More than a few of the people in my family thought I was destined to lead a life that my parents did.

So often times growing up I was told the following:

I would never go to college because I didn't have the money to go. 

I should most likely follow some kind of trade that didn't require very much school. 

I wasn't smart enough.  

Long story short, I had to figure out a good bit of life on my own. I refuse to fall into the "oh woe is me".  I used all of these words as fuel. Fuel to the fire of finding myself.

I wanted to change my life and where it was going. I needed something that was my own. That's where education came in. After high school, I figured out that I was actually pretty smart and can do this college thing pretty well. My new goal was to become the first woman in my family to graduate college.

I graduated with my bachelors degree in 2012 and now two years later in 2014, yet another degree in one of the most respected professions, Nursing.

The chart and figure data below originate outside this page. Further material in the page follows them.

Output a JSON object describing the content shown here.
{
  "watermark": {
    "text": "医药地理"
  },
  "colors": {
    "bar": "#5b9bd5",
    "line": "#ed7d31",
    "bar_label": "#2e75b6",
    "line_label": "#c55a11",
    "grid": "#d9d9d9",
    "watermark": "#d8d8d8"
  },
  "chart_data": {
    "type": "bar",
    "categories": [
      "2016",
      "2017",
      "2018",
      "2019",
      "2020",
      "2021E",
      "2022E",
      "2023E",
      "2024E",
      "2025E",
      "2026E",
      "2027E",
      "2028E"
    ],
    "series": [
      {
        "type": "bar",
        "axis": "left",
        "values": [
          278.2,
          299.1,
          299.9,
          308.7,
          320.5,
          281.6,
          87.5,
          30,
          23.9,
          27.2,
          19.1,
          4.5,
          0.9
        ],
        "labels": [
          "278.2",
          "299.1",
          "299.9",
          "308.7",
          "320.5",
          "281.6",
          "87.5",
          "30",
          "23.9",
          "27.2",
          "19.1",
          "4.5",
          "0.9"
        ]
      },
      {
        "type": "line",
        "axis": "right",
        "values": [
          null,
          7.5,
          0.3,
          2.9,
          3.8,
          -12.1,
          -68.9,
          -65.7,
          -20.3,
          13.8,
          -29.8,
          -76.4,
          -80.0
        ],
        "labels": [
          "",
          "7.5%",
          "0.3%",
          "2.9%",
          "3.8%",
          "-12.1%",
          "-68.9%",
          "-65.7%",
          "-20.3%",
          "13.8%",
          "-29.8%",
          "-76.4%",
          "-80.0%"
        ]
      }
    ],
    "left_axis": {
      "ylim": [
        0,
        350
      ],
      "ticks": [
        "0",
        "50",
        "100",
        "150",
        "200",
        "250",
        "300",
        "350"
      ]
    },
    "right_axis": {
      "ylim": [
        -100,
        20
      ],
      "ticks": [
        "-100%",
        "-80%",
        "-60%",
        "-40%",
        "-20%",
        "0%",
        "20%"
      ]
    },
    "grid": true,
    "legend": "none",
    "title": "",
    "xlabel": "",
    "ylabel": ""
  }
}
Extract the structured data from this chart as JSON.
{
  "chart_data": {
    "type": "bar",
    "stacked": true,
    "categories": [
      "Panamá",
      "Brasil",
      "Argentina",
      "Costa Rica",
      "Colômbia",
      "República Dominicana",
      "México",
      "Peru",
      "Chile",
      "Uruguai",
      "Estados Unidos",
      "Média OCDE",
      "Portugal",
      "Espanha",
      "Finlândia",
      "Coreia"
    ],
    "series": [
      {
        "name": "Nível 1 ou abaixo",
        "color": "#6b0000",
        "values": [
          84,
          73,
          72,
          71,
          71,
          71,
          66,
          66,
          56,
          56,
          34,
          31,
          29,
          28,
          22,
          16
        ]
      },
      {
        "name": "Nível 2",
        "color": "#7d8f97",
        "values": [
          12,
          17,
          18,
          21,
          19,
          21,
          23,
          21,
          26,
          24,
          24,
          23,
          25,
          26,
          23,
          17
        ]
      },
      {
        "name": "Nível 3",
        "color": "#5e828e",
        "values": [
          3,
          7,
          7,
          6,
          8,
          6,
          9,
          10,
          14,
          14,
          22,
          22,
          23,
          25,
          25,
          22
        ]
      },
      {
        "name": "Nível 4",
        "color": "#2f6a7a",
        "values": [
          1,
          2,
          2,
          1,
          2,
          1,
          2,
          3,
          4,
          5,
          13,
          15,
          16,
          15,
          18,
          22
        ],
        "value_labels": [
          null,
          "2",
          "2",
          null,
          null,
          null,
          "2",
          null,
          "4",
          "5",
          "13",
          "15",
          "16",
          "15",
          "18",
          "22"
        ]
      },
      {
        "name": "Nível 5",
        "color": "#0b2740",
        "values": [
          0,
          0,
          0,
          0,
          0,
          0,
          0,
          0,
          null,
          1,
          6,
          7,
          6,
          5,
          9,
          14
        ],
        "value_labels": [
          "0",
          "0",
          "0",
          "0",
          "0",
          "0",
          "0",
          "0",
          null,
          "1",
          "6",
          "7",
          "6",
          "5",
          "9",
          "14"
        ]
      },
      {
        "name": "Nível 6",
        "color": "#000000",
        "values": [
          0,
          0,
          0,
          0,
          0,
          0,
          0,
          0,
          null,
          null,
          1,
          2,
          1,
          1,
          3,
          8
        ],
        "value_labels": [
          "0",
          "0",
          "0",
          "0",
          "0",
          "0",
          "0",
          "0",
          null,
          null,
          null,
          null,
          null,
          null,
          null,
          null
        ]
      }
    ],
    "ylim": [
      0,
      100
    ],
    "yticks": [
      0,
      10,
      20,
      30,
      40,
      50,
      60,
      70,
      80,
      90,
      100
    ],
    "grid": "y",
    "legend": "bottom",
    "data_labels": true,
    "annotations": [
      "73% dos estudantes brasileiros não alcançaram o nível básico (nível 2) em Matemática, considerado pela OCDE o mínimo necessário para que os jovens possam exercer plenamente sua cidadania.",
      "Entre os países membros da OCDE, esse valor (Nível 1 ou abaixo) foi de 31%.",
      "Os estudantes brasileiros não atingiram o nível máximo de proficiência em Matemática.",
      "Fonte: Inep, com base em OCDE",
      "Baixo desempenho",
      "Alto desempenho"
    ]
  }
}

I did it. I was the very first woman in my family to graduate college.

In the times that I wanted to quit and give up, my grandmother's words resonated in my head, "you aren't smart enough". That made me try harder. Work harder. Do Better.  Do I let those words of doubt hurt me?

No. 

Those words pushed me to better myself, and enabled me to truly see what i'm made of. I'm done trying to prove them wrong, because I did so long ago.

I did this for me and no one else.

I don't usually open up about things like this, because this is a very deep part of me. A deep place that I am just now starting to understand and become comfortable sharing. To not share this, most people wouldn't understand how important school and education is to me, and why I try so hard.

Moral of the story: You can literally do anything you set my mind to, no matter what it is.